Описывая предшествующее путешествие Александры Федоровны (1857 года), А. И. Герцен не преминул дать идеологически-политическую характеристику императрицы: «Александра Федоровна, воспитанная в благочестивых правилах евангелически-потсдамского абсолютизма и расцветшая в догматах православно-петербургского самовластия… оставила революционный дворец и изволила проследовать в Берлин». Впрочем, новые веяния коснулись и ее, и она «из императрицы полковника становится гражданин-императрица. Простота завелась удивительная, никаких этикетов». Казалось, отмечает А. И. Герцен, Александра Федоровна снова ожила: «Особенно приятно нас поражает, что в Риме, в этом старом городе из всех старых городов, августейшая больная порхает, как бабочка… В Петербурге лет до пятидесяти она танцевала, одевалась, шнуровалась, завивалась. В Ницце — пикники, завтраки на яхтах, на море, музыка, paties fines (увеселительные прогулки. —
Фрейлина А. Ф. Тютчева, мемуаристка нередко язвительная, тем не менее пыталась отчасти реабилитировать Александру Федоровну в глазах общества: «Дочь прусского короля, она была воспитана в то время, когда вся немецкая молодежь зачитывалась поэзией Шиллера и его последователей. Под влиянием этой поэзии все тогдашнее поколение было проникнуто мистической чувствительностью, мечтательной и идеалистической, которая для нежных натур и слегка ограниченных умов вполне заменяла религию, добродетель и принципы. Александра Федоровна принадлежала к числу таковых; ее моральный кодекс и ее катехизис — это лира поэта»{1671}.
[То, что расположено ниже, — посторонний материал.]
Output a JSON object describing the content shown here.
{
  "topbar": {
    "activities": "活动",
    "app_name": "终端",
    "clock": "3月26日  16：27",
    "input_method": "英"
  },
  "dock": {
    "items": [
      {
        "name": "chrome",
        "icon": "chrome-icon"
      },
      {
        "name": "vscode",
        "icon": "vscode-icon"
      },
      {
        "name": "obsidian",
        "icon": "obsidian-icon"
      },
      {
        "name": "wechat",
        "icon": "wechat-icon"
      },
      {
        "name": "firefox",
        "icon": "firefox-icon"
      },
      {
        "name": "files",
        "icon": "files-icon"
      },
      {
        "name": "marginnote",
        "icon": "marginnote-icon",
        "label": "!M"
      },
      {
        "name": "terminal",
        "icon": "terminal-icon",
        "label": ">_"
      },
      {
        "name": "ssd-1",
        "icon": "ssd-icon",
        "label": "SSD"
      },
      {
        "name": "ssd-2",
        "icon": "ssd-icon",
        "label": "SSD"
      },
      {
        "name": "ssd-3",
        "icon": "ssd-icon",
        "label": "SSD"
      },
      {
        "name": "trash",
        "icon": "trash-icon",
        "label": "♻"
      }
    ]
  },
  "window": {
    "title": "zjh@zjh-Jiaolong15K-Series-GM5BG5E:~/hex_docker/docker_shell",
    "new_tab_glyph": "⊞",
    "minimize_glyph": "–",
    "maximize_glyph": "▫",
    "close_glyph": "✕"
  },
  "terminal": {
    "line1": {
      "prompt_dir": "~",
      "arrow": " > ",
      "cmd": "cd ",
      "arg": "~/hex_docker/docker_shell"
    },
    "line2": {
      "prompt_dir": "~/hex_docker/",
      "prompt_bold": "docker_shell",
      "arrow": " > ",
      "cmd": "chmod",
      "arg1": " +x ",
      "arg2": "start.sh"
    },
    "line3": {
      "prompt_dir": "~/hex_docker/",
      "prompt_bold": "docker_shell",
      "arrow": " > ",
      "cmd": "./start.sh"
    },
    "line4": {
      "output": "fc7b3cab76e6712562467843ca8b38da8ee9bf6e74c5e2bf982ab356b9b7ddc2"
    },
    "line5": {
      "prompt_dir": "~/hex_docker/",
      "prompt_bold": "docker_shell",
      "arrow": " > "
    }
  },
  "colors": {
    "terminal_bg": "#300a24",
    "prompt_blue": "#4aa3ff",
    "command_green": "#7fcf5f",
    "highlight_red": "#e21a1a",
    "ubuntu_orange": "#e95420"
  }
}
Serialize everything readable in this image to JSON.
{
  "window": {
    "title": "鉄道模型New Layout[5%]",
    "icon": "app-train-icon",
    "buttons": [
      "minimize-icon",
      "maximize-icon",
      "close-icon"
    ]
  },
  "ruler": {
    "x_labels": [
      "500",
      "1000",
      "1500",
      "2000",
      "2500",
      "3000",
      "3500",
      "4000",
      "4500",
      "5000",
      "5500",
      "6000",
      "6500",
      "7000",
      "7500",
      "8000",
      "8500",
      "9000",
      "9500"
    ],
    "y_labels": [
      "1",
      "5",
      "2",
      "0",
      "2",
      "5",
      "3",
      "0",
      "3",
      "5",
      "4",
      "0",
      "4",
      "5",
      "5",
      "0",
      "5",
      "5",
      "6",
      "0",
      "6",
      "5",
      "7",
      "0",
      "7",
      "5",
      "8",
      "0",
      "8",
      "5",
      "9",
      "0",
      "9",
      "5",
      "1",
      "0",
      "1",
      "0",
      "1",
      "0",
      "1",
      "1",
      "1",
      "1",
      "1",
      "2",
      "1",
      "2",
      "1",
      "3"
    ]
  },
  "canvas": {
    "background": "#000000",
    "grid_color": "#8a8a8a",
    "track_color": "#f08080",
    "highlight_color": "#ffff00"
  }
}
Несомненно, ее отличал чрезвычайный такт в общении с окружающими. Когда в 1845 году Александра Федоровна встречала свою будущую невестку — Марию Гессенскую, будущую Марию Александровну, то одну из мемуаристок удивила ее деликатность. В Ковно в спальне она «увидела три походных кровати, поставленных одна против другой. Посредине стояла кровать государыни, а две другие по бокам предназначались для молодой принцессы и великой княгини Ольги Николаевны»{1672}.
Отзывчивость, сердечность и незлобивость Александры Федоровны отмечали многие. Она могла вложить 5 рублей серебром в руку спящей нищенки, любуясь затем ее радостью при пробуждении, или, как сентиментальная немка, броситься в объятия мужа после церемонии бракосочетания дочери. «Александра Федоровна была добра, у нее всегда была добрая улыбка и доброе слово для всех, кто к ней подходил, но улыбка и это доброе слово не выходили за пределы небольшого круга тех, кого судьба к ней приблизила… Если она слышала о несчастии, она охотно отдавала свое золото, если только что-нибудь оставалось у ее секретаря после расплаты по громадным счетам модных магазинов, но она принадлежала к числу тех принцесс, которые способны были бы наивно спросить, почему народ не ест пирогов, если у него нет хлеба»{1673}.
Николай Павлович не только соблюдал внешний этикет во взаимоотношениях с супругой, но окружал Александру Федоровну неизменной заботой. Он не скупился на подарки, устраивал 1 июля в ее день рождения блестящие петергофские праздники с парадами, театрализованными рыцарскими турнирами с личным участием («карусель» 1842 года), иллюминации и т. д. Эти праздники неизменно начинались тем вальсом, который танцевали когда-то в Берлине помолвленные Николай и Шарлотта. «Счастливой супружеской парой» назвал Николая Павловича и Александру Федоровну граф Рейзет незадолго до Крымской войны{1674}.